Cooking: Japanese beef curry. All ingredients from Oto's, which was bangin' around New Year's. I used the curry roux blocks rather than making my own from S&P curry powder. Those are the traditional pickles to serve with (fukujinzuke), which of course Oto's had. I've had curry at restaurants but don't recall having the pickles before. Served with a 12 degrees from Urb, so good! A surprise to me is that most curry recipes have a grated apple in there, but it lent a really good sweetness to it. I want to make it again with chicken katsu.

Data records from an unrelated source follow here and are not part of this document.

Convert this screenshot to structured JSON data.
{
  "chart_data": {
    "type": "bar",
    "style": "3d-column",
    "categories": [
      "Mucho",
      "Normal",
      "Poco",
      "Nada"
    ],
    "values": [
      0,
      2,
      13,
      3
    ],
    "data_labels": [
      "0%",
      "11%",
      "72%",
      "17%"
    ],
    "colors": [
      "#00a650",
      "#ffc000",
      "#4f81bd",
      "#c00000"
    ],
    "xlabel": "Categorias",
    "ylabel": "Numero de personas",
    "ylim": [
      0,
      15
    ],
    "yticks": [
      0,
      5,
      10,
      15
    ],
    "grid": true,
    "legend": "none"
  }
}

I also nixtamalized and ground the last of my corn I bought from LA boutique corn vendor Masienda in early pandemic. It was a relief to finally use it all because I won't be grinding my own corn anymore until I find a better corn grinder than the La Victoria hand crank one. It just doesn't yield pliable tortillas. But I have masa flour from Bob's Red Mill and a blue corn flour from Masienda right now so I'm good. I also made handmade flour tortillas the other day. Those are easy and really good. I made the mole amarillo from the recipe from La Guelagetza but now I'm realizing that their recipe is maybe weird (it is certainly hard to follow!), nevertheless it was quite good. Hard to argue with fresh ground spices (like oregano, allspice, cumin) and dried guajilllo chiles as a base for anything. Did not snap a pic of my handmade tostadas with mole amarillo as the roughly ground corn made them kind of  ugly.

This was the best sweet thing I ate. The last couple of years Smiller's mom has been gifting me a panettone for Christmas and I've been making French toast out of it. It's insane

Monday, January 03, 2022

Final PTA post Do I Like Licorice Pizza with spoiler for the ending

M.R. had warned me that LP didn't have much of a plot: "it's a vibe" in his words, so I was prepared. Let me start with the fact that the ticket at Tower was 17 BUCKS!! Is that because it's 70 mm? Also, no previews, so we missed the first five minutes. Is there an awesome credits/title sequence? IDK.

Once I accepted that I had missed the beginning of a movie which has only happened to me once in years and then only because I had the start time wrong, I settled in for the Haim-ish ride. Get it? Haimish? (that's a Yiddish joke). I greatly enjoyed it, although it really felt like a cross between a Wes Anderson and PTA film at times, what with the precocious kids and on-screen theatricals. 

The only truly bad is the really stupid Japanese accent parts, which were very jarring and also had a dumb "payoff" punchline. PTA has said that his Japanese step-mother-in-law has had the experience of people speaking English to her in a "Japanese" accent, and well, maybe? I'm not sure I buy that but that part still should have been cut. I'm sure some far better scenes were left on the cutting room floor. In it's WTF-ness it did authentically feel like a scene from a 70s or 80s film but so what not worth it.

Alana Haim is as dynamic as everyone says and there are so many just beautifully shot scenes. Most of the cameos are really good (Sean Penn and the casting agent come to mind, could have done without the B. Cooper) and again, their randomness lends itself to the 70s shaggy filmmaking vibe. It's sweet and funny. The 10 year age gap does not bother me as it's not realistic that they would be together, so I choose to disregard any conclusion from the ending that they are going to be and think that the kiss was a fluke. 

The music was mostly apt for the scenes. Bonus for making me be like "this is a great Doors song" and props for Smiller for instantly naming it as Peace Frog. Also love to hear Barabajabal in any context. Or to have an excuse to say it, or to get it caught in my head.

I fully applaud PTA making it so that he could hang out and pay tribute to where he grew up/lives and to cast friends. I saw the budget was a surprising 40 mill (I don't really follow the movie biz so maybe that is not surprising?) and as of a couple days ago it had made 6 mill despite really wide release so I think it's not going to be considered a hit.

In conclusion, for my college application essay: I do very much like Paul Thomas Anderson.